カカシは虚空を見つめ、やがて眉間にシワを寄せた。

「それは……ちょっと分かる気がする」

「年上のおばさまに対して『可愛い』とか、失礼ですよ」

「なんでいきなり一般論語り始めてんだよ。言い出したのあんただよ」

「俺は、そのとき思い付いたことをそのまま口にする派です」

「聞いてねぇよ。知ってるよ。

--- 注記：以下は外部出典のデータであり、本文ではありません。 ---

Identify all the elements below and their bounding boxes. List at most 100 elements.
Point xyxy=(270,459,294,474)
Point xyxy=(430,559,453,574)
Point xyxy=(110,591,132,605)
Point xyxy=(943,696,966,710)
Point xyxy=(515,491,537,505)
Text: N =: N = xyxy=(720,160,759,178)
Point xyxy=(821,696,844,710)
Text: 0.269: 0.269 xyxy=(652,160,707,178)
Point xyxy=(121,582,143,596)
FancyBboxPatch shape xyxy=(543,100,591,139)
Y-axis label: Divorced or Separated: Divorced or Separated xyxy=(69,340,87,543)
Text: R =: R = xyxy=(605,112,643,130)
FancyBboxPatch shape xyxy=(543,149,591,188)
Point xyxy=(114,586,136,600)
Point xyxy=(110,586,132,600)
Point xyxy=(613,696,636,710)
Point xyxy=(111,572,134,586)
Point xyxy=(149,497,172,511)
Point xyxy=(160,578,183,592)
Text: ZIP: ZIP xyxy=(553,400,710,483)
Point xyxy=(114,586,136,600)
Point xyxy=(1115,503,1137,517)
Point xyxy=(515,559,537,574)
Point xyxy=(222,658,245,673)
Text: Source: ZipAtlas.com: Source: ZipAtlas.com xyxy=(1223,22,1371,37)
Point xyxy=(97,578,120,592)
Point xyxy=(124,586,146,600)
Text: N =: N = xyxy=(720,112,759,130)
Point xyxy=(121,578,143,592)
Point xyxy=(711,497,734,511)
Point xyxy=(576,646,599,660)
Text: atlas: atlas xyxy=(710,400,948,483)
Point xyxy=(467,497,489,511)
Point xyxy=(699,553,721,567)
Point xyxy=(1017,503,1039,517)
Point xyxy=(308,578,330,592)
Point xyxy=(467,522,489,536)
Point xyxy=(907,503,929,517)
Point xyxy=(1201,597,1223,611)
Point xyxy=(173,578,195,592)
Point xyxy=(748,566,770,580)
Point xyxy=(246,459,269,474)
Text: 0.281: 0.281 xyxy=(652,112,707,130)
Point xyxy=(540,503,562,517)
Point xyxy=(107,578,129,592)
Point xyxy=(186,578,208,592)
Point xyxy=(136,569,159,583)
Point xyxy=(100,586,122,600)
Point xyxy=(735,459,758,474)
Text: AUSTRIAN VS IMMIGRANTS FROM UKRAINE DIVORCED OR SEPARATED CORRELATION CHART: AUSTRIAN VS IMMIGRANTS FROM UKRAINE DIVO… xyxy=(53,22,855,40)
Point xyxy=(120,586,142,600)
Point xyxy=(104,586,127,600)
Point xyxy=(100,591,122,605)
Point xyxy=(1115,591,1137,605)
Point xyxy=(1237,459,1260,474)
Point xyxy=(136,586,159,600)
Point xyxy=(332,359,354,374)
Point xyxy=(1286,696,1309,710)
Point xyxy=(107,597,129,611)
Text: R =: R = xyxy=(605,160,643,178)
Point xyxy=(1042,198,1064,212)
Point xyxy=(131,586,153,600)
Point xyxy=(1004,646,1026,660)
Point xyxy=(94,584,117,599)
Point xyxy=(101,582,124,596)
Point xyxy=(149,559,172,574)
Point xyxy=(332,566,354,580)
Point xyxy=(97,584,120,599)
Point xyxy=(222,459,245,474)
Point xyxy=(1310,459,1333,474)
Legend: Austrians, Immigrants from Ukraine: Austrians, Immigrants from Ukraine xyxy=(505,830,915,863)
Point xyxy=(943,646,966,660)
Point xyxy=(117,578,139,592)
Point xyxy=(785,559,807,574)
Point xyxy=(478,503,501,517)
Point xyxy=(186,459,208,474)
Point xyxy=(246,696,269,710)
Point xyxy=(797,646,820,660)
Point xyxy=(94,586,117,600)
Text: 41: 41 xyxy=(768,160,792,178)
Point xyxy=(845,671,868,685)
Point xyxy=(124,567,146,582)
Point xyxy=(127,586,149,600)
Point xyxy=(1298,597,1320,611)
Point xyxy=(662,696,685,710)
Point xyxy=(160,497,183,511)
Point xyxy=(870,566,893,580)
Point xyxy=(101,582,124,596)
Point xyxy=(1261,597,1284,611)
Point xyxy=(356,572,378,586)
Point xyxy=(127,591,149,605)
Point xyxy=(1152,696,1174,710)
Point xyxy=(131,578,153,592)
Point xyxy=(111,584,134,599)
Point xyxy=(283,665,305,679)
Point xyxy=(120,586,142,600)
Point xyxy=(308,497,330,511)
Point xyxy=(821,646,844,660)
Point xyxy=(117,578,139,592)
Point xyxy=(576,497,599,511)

脳みそ経由させろよ」

「言葉を選んで会話している人って、スピード感がなくていけませんよね」

「言葉を選ばない人間はスピード感しかありませんけどね」

「言葉の絶叫マシーンに俺はなりたい」

「多分ジェットコースターを指してるんでしょうけど、なぜか思い浮かぶのは振り回される回転系」

「まるで俺が堂々巡りしてるみたいじゃないですか」

「正しい認識ですね」

「ジェットエンジン使ってるわけでもないのに、ジェットコースターって変な名称じゃない!?」

「会話はドッジボールじゃねぇよ!」

「キャッチする点では同じかと」

「ドッジボールでキャッチされちゃあダメでしょ」

「ジェット機のジェットとみたー!」

「ドッジボール前提で話を進めるんじゃねえ!」

イルカが真顔になる。

「スピード感がイマイチ」

「イマイチなのに会話内容が既にワケわかんない」

「会話成立してましたよ?」

「成立の意味をもう一度よく考えてみましょうか」

「考えるだけでいいなら」

「いいわけあるか」

「ダメなの!?」

「なんで驚いてるの!?」

「会話に起伏を持たせようと思いまして」

「もっと別方向で気を遣え」

「任せてください! カカシ先生、お風呂と就寝どっちにしますか?」

「ご飯食べさせてよ!」

「勝手に選択肢を増やさないでください」

カカシが財布を手に取り、玄関目指して走り始める。

しかし回り込まれてしまった。

「蟹を食べると真人間になれそうな気がします!」

「ならねぇよ!」

夕飯は何故かブリカマになったそうな。

相変わらず二人の会話はよくわからない終着を迎えるというお話。